# was ist wichtiger cpu oder grafikkarte?



## WhiteLord89 (25. April 2011)

meine frage ist wie oben beschrieben, was wichtiger für die spiele sind..
die grafikkarte oder die cpu?

würde mich mal interessieren, und warum weshalb usw

die frage ist nur aus interesse 

danke im voraus


----------



## Crysisheld (25. April 2011)

Also ich würde jetzt mal behaupten, dass die Grafikkarte wichtiger ist. Bei den heutigen Spielen läuft die gesamte Grafikberechnung über den GPU. Die CPU wird glaub ich für andere Dinge wie KI, Physik (wenn man keine Nvidia Karte hat) und halt für die Berechnung und Aubau laden des Levels benutzt was dann halt in den RAM geschaufelt wird. 

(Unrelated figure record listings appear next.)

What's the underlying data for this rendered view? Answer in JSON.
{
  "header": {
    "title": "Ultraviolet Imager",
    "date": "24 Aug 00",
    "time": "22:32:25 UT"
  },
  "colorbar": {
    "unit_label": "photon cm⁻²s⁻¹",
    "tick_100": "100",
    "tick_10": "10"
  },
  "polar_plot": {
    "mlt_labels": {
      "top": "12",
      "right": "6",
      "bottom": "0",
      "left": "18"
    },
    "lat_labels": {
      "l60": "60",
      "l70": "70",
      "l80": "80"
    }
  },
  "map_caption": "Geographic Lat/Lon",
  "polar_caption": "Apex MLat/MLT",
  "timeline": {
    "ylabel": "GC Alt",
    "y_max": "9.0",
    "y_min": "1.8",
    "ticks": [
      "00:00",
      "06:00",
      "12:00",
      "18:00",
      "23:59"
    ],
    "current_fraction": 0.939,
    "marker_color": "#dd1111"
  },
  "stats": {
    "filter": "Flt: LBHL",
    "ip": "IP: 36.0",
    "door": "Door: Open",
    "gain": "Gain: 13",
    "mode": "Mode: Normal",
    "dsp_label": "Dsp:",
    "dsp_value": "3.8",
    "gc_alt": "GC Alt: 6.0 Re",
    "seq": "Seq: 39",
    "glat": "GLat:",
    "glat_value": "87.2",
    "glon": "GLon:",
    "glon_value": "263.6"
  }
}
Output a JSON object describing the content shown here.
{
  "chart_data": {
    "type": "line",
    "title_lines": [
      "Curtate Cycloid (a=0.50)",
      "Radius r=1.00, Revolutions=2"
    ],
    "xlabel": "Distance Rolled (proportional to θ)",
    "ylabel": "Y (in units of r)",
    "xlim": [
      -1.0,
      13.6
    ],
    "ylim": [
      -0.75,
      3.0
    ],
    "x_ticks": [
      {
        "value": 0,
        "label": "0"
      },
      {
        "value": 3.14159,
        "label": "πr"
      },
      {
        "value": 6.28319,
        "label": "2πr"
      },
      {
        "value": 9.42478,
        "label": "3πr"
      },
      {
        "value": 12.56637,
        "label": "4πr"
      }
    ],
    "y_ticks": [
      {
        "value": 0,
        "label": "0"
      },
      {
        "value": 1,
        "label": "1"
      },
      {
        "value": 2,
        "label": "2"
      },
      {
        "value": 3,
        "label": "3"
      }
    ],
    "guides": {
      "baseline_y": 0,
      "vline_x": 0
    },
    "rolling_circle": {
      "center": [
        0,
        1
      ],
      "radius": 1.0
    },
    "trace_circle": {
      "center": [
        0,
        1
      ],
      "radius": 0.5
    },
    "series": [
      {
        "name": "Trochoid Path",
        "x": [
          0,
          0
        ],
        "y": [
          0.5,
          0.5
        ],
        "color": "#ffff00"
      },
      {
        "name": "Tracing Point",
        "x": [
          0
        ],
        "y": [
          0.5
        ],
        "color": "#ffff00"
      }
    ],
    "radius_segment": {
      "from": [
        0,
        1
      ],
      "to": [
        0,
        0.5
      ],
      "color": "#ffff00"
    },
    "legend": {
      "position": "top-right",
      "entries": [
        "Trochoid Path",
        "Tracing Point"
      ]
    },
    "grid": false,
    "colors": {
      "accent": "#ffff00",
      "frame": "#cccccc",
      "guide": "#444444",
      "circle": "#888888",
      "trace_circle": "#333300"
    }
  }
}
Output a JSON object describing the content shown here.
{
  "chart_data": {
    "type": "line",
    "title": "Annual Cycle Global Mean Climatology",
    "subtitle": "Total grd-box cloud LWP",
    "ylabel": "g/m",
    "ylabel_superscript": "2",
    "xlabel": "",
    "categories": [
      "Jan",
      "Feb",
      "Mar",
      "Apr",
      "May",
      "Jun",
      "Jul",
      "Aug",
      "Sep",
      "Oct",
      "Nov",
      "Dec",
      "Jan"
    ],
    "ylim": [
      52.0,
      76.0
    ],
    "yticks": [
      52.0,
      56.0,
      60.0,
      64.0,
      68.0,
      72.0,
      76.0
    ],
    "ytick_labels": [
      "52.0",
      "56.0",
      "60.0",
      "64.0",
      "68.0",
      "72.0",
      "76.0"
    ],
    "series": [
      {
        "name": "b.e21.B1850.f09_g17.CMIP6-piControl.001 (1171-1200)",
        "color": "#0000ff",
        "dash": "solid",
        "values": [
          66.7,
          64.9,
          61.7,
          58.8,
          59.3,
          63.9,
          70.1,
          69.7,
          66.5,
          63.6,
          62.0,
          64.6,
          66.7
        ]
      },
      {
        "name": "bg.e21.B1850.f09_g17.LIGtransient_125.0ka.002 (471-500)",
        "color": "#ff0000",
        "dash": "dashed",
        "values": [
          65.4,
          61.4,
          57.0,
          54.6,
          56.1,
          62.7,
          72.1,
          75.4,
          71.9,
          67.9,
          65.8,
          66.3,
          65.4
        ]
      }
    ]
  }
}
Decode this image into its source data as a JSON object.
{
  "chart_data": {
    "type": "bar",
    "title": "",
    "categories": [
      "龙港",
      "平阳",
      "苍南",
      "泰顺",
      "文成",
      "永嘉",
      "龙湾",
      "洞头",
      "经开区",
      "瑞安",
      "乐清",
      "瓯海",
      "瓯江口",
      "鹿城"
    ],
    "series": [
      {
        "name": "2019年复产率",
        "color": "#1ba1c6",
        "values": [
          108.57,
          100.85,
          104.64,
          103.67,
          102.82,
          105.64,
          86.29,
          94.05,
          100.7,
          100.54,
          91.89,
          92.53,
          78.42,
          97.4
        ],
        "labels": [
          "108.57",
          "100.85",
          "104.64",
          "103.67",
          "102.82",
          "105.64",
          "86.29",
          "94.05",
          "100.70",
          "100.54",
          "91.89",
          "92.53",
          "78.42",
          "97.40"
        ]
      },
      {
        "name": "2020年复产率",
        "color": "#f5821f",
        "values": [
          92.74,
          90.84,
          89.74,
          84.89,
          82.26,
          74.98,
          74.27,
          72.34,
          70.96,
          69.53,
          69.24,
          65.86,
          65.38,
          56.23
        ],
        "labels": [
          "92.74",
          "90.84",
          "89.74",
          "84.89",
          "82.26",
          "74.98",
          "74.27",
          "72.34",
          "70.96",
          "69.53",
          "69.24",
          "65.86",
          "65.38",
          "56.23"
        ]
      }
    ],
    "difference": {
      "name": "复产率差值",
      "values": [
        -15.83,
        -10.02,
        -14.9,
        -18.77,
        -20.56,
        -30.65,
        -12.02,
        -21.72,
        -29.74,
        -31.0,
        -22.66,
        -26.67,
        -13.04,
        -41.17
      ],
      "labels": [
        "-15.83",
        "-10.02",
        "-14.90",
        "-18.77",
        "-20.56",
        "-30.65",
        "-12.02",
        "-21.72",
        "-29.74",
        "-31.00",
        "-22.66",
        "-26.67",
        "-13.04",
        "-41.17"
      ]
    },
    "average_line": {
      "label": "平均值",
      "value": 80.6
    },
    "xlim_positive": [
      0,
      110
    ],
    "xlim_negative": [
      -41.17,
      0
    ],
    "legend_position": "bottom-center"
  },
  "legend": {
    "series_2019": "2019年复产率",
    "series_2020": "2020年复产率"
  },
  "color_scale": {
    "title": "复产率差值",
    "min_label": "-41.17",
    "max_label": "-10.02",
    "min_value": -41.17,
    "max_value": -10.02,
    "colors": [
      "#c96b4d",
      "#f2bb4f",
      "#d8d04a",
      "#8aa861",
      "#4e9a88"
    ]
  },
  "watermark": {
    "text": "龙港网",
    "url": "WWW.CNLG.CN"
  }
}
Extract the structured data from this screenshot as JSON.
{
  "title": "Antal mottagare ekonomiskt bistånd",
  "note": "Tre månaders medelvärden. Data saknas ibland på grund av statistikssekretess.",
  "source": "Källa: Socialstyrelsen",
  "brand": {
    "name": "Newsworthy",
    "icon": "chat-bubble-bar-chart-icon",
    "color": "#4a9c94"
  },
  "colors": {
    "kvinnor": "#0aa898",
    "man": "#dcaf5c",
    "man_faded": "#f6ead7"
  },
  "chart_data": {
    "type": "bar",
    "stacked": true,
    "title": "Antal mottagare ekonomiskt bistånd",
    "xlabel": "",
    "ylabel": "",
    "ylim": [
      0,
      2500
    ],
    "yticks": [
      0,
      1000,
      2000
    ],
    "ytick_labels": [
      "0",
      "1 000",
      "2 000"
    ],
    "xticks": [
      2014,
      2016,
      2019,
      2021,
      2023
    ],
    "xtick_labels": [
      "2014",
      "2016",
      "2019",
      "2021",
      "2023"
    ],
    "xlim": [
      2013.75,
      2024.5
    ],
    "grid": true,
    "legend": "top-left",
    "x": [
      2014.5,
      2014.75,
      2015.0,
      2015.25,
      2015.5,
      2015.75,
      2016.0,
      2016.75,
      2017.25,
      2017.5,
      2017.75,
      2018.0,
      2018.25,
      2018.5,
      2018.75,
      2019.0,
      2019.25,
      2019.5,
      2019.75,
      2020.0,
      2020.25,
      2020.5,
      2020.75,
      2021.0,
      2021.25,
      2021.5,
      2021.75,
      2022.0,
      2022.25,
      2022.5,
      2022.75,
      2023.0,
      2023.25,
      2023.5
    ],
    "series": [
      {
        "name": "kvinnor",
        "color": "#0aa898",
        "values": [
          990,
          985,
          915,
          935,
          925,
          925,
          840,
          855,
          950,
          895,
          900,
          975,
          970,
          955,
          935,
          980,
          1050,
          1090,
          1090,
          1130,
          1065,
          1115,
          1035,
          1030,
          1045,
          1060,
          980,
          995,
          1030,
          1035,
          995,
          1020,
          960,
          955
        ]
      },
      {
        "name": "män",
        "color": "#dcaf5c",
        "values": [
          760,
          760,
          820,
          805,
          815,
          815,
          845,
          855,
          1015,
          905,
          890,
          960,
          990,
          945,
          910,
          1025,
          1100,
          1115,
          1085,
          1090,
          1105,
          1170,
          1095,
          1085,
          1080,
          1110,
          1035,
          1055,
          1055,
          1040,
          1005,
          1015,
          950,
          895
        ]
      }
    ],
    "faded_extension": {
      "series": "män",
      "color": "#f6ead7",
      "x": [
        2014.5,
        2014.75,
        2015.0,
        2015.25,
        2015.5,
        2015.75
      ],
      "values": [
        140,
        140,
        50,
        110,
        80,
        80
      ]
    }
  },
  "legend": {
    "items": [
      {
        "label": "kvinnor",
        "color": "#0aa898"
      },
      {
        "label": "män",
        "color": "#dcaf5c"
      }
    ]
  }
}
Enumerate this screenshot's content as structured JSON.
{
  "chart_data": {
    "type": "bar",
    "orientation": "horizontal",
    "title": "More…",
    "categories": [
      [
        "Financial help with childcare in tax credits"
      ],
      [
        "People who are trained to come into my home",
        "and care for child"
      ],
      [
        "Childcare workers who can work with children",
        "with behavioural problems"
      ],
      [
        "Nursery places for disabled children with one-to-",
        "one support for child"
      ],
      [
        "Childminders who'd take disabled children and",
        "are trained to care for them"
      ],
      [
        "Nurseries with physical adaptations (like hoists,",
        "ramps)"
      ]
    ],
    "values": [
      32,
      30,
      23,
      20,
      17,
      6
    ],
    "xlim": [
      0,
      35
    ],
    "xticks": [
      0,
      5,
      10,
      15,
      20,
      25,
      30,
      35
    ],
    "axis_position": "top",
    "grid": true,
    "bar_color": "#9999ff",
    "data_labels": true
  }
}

Aber die Texturen und Grafiken, Effekte etc.pp werden doch alle über die Grafikkarte geschickt.


----------



## Herbboy (25. April 2011)

Wenn Du die Frage so formulierst, welches von beiden Bauteilen das "teurere" sein sollte, dann definitiv die Graka. Zu einer Grafikkarte für 180-300€ reicht eine CPU für 110-120€ (AMD X4 955) mehr als aus, auch noch ne ganze Weile. Mit teureren CPUs holst Du zwar noch mehr FPS raus, aber wenn Du jetzt ich sag mal 400€ hast, dann hast Du die bessere Performance mit ner 150€-CPU + 250€ Graka, als wenn Du eine 250€ CPU und eine 150€-Graka nimmst.


Grundsätzlich hängt es aber halt auch vom Budget ab. "Wichtig" ist beides, Du kannst auch mit nem SLI-Verbund aus zwei 400€-Karten nicht mal ein 2 Jahre altes Spiel spielen, wenn Du da nur einen singlecore Pentium 4 als Prozessor hast  


ps: bei der CPU muss man auch die indirekten Kosten beachten. zB ein Intel i5 2500k ist etwas besser als ein AMD X4 965, dafür isser aber teurer, und auch ein passendes Mainboards ist teurer als eines für AMD.


----------



## quaaaaaak (25. April 2011)

wir brauchen hier nen like button  :   besser als herbboy es beschrieben hat, kann man es kaum beschreiben.
normalerweise reichen in nem rechner: 4kerner(x4 955)+4gb ram+aktuelle high end karte(gtx570/580/hd6950/6970) um alles auf max in full hd gut spielen zu können


----------



## WhiteLord89 (25. April 2011)

hmm verstehe XD aber wieso ist für spiele die grafikkarte wichtiger, könnt ihr mir das genauer erläutern XD?


----------



## quaaaaaak (25. April 2011)

da es das thema immer wieder gibt, klaue ich jetzt einfach die  mmn. beste antwort von HisN aus der computerbase.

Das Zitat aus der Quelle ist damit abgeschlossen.